A national consortium led by The University of Queensland and The University of Western Australia has secured $30 million from the Federal Government to help regional communities transition to a sustainable future after their local mines have closed.

The funding forms part of a total 10-year investment of $135.4 million supporting mining communities to create sustainable community and development opportunities.

The consortium will form a Cooperative Research Centre on Transformations in Mining Economies (CRC-TiME) with hubs in Queensland and Western Australia.

UQ Vice-Chancellor and President Professor Peter Høj said with several large mines reaching the end of production within the next 10 years, both states had pressing motivation to find new futures for former mining communities.

“There has been a shift in thinking about mine closures and there is growing recognition that the end of a mine’s life should be the start of something new,” he said.

“CRC-TiME will work directly with our industry partners and communities to support sustainable development opportunities post mining.”

CRC-TiME brings together 75 partners including BHP, Rio Tinto, Deswik, Decipher, the State Governments of Western Australia, Queensland and the Northern Territory, and researchers from eight universities and the CSIRO.

UQ’s Sustainable Minerals Institute and CRC-TiME’s Research Director Professor Anna Littleboy (right) said the Centre was expected to provide more than $2.4 billion of benefit by viewing closures as an agent for regional development.

“Rather than discussing mine closure as the end game, this project will bring industry, communities and governments together to provide new knowledge to help balance environment, economic and social outcomes and deliver regional aspirations after mining ” she said.

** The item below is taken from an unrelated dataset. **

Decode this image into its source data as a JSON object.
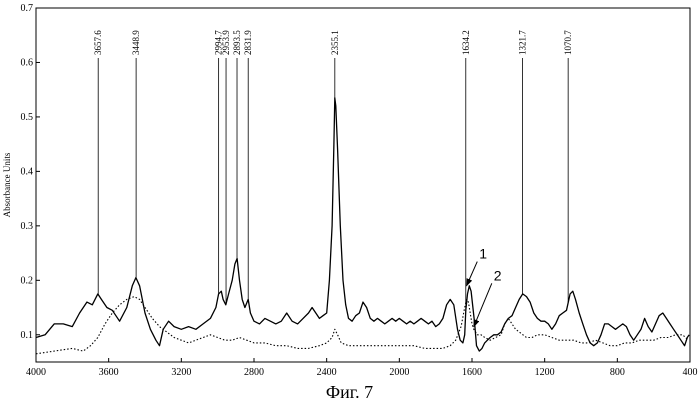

CRC-TiME’s chief executive officer, Dr Guy Boggs (left) from UWA and the Western Australian Biodiversity Science Institute, said Australia’s mining boom had contributed greatly to wealth and living standards, but an increasing number of projects were approaching closure.

“We have the potential to create hundreds of new opportunities and regional jobs by implementing restoration activities and increasing the supply of closure and post-closure products and services,” he said.